Was bedeutet das für uns als routiniertes Urlaubswesen?
Wenn vielleicht zehn Millionen Familienurlaube gecancelt werden, umdisponiert werden, von Portugal in den Bayerischen Wald verlegt werden, dann wird der Urlaub unter ganz anderen Bedingungen stattfinden. Jetzt tritt eine kollektive Urlaubsortsuche auf, das hat es in der Form noch nie gegeben. Vorher haben Marktmechanismen gegriffen, jetzt brechen diese Muster weg. Der Urlaub ist deshalb einer der großen Paradigmenwechsel, die wir jetzt haben, weil wir eben nicht das tun können, was wir immer getan haben. Jetzt müssen wir improvisieren, kreativ sein. Dieses Sich-selber-neu-Erfinden als Urlaubswesen, das finde ich im Moment die spannende Aufgabe. Der Homo touristicus wird sich neu erfinden müssen. Wir beobachten Verbitterung und Verzweiflung, einen Einbruch an Erwartungen, nicht nur bei den Familien, sondern auch bei den Hoteliers und den Restaurantbetreibern, in der ganzen Tourismusbranche, an der zum Beispiel allein in Berlin-Kreuzberg 20.000 Arbeitsplätze hängen.

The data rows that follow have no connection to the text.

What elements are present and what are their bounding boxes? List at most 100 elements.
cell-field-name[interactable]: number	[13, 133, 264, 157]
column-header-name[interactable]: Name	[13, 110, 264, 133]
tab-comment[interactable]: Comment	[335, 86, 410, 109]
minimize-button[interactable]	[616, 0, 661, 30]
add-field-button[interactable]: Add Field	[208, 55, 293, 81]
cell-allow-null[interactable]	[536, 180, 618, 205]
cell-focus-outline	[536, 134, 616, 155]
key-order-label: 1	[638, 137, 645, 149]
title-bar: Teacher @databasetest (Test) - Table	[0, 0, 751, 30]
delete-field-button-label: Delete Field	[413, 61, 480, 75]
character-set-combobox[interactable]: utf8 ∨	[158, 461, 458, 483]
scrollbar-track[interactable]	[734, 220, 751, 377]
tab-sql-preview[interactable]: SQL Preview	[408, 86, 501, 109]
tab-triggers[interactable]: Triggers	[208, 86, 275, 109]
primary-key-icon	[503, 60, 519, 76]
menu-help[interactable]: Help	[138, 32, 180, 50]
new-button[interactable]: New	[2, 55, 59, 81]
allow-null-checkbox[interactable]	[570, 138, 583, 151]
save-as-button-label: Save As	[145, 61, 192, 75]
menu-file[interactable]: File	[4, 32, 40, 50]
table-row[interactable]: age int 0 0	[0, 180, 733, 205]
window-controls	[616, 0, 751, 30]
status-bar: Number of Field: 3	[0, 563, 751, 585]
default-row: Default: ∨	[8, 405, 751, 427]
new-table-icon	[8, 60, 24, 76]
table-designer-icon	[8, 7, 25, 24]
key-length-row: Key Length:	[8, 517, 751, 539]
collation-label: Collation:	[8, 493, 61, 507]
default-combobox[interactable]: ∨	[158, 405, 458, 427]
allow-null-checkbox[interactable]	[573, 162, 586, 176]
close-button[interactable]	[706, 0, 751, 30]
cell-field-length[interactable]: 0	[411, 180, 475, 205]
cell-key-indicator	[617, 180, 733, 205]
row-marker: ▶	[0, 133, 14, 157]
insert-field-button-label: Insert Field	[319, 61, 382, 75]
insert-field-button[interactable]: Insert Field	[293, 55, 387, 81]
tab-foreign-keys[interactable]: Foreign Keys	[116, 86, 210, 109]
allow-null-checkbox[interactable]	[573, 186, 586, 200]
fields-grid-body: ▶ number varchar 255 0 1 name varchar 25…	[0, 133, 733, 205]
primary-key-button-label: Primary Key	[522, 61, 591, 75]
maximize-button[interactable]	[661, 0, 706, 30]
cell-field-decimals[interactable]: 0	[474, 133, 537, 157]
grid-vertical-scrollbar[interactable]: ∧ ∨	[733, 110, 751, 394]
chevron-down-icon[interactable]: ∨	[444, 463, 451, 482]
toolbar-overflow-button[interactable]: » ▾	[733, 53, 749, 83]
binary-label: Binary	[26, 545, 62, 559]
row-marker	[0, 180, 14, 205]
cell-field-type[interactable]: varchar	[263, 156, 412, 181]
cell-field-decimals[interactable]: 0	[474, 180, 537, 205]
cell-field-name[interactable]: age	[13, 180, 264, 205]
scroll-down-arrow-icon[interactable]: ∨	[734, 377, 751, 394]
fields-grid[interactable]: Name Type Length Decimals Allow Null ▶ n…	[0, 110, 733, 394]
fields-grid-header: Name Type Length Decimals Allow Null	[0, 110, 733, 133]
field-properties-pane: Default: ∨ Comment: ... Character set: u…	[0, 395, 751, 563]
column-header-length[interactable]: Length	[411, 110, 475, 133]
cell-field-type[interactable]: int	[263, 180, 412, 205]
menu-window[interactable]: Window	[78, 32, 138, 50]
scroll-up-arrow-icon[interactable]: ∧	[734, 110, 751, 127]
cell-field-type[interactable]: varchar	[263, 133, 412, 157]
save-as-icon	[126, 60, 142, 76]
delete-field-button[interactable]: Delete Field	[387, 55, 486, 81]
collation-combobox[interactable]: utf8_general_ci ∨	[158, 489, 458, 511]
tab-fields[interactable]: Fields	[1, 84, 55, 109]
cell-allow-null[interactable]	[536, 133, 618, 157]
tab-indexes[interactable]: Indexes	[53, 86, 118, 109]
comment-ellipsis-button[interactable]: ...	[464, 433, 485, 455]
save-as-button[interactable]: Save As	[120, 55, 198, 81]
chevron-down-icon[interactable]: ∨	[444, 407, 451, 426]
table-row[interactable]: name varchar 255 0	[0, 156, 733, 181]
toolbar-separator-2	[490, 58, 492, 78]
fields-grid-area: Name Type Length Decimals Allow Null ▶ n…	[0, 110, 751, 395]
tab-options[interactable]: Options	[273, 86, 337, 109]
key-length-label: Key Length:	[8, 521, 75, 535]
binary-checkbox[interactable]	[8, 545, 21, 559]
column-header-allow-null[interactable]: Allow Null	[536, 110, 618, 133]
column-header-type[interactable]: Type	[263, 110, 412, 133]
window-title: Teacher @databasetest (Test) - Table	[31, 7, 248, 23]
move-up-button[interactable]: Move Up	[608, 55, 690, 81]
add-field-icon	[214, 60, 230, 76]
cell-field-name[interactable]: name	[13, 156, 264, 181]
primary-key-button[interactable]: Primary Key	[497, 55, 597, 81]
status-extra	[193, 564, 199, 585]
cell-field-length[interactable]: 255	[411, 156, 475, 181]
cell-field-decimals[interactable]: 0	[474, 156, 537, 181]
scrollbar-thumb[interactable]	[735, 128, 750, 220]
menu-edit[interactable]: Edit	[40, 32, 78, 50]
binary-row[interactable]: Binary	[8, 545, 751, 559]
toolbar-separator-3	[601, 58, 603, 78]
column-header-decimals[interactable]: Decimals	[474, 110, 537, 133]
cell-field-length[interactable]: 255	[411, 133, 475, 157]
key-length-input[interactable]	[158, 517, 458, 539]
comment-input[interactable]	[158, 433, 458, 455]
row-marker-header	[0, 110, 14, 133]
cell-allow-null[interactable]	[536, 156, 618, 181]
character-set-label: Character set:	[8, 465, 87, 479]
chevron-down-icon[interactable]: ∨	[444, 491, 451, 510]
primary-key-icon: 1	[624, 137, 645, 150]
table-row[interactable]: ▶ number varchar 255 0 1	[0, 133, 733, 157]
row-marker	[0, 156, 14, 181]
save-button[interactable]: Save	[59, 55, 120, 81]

Was bedeutet diese Kreativität? Wie können die Einzelnen, zum Beispiel Familien mit Kindern, das Beste daraus machen, wenn es in diesem Jahr mal nicht nach Portugal oder gar Bali geht? An Fernreisen ist kaum zu denken.
Eine interessante Frage ist, wie kompromissfähig wir in unseren Wünschen und Bedürfnissen werden. Die gemeinsame Planung, die Überlegung, sich auf bestimmte Dinge zu freuen – das funktioniert auch unabhängig vom Urlaubsziel. Weiterhin bietet der Urlaub für die Familienmitglieder die Möglichkeit, eine andere Rolle zu spielen, Eltern können ihren Kindern mehr Zeit zuwenden. Eine Gestaltungsmöglichkeit ist jetzt das, was wir die Exotisierung der Nahwelt nennen – also ein bisschen die Lupe aufklappen. Im 18. Jahrhundert hat ein Franzose das Modell der Zimmerreise entdeckt. Er wurde zu 14 Tagen Hausarrest verurteilt und hat dann sein Zimmer als große Weltlandschaft entdeckt, und die Spinne in der Ecke genauer betrachtet oder die Holzstrukturen im Boden. Durch die Verlangsamung, durch die geringere Mobilität in der Corona-Zeit wird auch unsere Nahwelt größer und bestenfalls interessanter. Wir werden nicht primär von der dramatischen Landschaft, von der Sonne und vom Meer unterhalten, sondern wir unterhalten uns selber auch in einer weniger dramatischen Landschaft.
Wie schaffen die Menschen das konkret für ihren Sommerurlaub 2020, es sich in dieser Nahwelt einzurichten?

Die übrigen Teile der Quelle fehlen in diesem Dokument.